Sedici giorni. È il tempo impiegato per passare dalla paura assoluta alla speranza. Sedici giorni dal terribile incidente che ha quasi perso la vita a Noah Dettwiler e José Antonio Rueda durante il weekend di Sepang. Oggi, la notizia è finalmente incoraggiante, soprattutto per Noah, il ferito più grave.
Questo martedì, suo padre Andy Dettwiler ha condiviso la foto che tutto il paddock aspettava: Noèseduto su una sedia a rotelle, con la gamba sinistra ingessata e sollevata, sorridente di fronte all'ospedale svizzero dove è stato trasferito.
Un sorriso semplice, ma pieno di significato. Perché simboleggia una rinascita.
Per comprendere questo momento, dobbiamo tornare a 26 ottobre, il giorno della tragedia. Il pilota svizzero della squadra Energia verde CIP non aveva ancora iniziato la gara Moto3.
L'incidente è avvenuto durante il giro di formazione. L'impatto è stato così violento che l'intero paddock è caduto in un silenzio di tomba.
Trasportato d'urgenza all'ospedale di Kuala Lumpur, Noah è stato vicino alla morte: tre arresti cardiaci, l'asportazione della milza e cinque giorni di feroce lotta tra la vita e la morte.
Le 31 ottobreLa notizia che tutti aspettavano è finalmente arrivata: Noah era cosciente e stava lasciando la terapia intensiva.
Fu poi trasferito in una clinica privata nella capitale malese, dove iniziò il lento ritorno alla vita.
Le 6 novembreIl rimpatrio sanitario è stato organizzato dalla REGA, la società svizzera di soccorso aereo.

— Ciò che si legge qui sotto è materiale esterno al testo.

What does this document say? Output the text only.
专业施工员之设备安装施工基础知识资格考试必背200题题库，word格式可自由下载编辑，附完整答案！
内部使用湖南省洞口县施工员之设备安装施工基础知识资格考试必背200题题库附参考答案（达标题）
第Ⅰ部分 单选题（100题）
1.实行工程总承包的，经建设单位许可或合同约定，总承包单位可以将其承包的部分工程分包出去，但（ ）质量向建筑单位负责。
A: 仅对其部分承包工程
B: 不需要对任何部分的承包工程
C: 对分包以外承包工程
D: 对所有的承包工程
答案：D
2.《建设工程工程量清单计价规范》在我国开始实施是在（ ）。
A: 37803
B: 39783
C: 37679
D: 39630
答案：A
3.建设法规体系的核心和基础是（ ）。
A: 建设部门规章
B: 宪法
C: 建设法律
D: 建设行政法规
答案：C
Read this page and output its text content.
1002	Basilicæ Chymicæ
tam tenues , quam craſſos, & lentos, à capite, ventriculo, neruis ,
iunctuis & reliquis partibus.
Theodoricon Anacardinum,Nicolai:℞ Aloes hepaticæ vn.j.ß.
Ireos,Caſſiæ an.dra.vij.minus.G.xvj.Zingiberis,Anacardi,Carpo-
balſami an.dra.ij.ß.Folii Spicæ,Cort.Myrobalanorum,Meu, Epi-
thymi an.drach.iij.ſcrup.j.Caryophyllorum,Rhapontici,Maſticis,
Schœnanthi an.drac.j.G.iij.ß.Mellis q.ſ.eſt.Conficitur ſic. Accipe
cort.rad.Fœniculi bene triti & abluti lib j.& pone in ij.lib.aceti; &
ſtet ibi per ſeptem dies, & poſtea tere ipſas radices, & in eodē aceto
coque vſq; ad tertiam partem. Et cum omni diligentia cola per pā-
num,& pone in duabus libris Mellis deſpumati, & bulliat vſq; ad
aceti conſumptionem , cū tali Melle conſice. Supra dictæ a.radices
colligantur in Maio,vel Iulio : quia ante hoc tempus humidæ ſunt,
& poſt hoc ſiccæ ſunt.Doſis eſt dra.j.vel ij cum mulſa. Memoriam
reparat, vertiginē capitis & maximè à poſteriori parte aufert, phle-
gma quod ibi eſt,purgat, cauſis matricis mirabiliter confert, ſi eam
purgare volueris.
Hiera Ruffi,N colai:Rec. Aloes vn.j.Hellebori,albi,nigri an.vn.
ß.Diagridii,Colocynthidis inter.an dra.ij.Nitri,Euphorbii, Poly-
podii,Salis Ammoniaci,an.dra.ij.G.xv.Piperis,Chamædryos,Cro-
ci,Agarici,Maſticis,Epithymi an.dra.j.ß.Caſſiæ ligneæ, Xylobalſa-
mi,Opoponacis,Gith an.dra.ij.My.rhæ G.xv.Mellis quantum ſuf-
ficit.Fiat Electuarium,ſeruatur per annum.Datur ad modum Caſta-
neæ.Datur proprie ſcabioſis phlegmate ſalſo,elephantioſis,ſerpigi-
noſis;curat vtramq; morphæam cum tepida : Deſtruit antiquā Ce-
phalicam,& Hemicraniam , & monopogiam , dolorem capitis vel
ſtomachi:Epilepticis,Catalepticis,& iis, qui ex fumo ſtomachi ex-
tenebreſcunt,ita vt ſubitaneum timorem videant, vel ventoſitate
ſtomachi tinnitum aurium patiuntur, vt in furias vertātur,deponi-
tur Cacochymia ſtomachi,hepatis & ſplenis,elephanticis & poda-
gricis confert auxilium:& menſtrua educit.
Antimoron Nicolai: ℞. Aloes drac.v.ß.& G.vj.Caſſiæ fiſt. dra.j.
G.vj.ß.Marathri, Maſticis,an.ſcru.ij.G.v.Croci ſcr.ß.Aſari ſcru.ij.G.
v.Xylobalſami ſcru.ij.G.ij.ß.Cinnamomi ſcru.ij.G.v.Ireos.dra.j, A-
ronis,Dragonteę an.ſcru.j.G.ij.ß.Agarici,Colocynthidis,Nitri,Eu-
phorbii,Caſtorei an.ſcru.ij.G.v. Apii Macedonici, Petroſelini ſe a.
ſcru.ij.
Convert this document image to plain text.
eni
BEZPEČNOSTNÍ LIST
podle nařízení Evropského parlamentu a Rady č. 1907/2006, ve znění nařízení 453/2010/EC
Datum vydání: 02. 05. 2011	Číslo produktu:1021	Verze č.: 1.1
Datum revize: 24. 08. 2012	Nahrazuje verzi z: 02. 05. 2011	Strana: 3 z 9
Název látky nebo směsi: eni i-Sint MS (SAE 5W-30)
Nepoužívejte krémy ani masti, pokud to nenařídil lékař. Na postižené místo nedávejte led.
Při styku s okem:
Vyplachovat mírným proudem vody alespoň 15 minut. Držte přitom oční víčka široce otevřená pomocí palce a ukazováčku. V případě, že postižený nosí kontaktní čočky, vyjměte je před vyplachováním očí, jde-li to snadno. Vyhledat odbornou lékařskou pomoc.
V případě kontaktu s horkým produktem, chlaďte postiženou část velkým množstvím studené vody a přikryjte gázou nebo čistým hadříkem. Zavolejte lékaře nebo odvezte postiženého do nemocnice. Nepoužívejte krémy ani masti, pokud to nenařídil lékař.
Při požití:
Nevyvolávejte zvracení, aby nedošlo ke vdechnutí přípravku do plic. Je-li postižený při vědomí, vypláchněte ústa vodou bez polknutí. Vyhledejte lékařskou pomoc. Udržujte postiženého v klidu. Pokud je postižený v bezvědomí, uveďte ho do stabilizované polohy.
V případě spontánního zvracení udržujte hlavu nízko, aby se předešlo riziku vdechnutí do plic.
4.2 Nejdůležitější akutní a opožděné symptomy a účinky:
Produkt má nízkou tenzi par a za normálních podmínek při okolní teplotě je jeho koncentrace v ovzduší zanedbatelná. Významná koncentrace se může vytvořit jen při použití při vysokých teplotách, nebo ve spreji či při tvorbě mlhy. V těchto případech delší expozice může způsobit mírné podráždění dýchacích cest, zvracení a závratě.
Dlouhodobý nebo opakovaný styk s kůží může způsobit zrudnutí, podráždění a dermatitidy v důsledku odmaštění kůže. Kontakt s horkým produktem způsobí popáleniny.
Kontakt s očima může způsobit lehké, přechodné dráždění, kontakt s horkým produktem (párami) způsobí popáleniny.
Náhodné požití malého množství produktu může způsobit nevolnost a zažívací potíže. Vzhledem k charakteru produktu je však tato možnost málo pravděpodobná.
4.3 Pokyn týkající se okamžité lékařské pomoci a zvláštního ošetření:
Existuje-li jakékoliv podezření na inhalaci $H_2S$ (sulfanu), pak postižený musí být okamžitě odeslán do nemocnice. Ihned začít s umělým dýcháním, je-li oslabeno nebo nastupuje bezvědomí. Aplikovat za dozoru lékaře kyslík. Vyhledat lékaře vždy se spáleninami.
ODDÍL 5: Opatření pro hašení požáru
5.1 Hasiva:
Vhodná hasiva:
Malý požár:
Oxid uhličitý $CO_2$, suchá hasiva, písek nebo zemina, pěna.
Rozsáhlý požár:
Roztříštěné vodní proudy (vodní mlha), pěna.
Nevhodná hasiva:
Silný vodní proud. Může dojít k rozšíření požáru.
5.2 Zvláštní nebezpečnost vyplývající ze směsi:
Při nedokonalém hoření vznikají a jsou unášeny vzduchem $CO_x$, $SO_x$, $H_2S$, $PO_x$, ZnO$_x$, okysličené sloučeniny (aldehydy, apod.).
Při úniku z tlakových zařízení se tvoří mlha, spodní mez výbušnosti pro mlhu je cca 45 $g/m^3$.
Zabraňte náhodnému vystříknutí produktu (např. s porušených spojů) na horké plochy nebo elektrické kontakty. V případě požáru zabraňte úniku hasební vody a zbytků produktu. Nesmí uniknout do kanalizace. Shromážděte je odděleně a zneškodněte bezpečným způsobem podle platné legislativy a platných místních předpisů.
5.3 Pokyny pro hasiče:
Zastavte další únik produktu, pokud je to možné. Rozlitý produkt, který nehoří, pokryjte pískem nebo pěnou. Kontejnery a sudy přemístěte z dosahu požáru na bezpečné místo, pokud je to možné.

Un volo delicato, preparato meticolosamente, che segna la fine del calvario in Malesia ma l'inizio di una nuova battaglia.

Le parole del padre: Hai salvato la vita di Noè »
In una commovente lettera pubblicata sui social media, Andy Dettwiler Ha ringraziato tutti coloro che hanno contribuito a salvare suo figlio:
« Avete salvato la vita di Noè. "
Ha reso omaggio ai medici di Kuala Lumpur, allo staff del circuito e alla squadra CIPma anche a Tom Luthi, presenti al loro fianco nei giorni più bui.
Parole che, alla luce del sorriso di Noè, risuonano oggi con una nuova forza.
Tornare a casa è solo un passo. Noè Al suo arrivo in Svizzera è stato trasferito direttamente in ospedale, dove dovrà sottoporsi a un altro intervento chirurgico alla gamba, come confermato dalla sua équipe.
Poi inizierà la vera maratona: la riabilitazione, lunga e impegnativa, ma sostenuta ora dall'essenziale: la vita.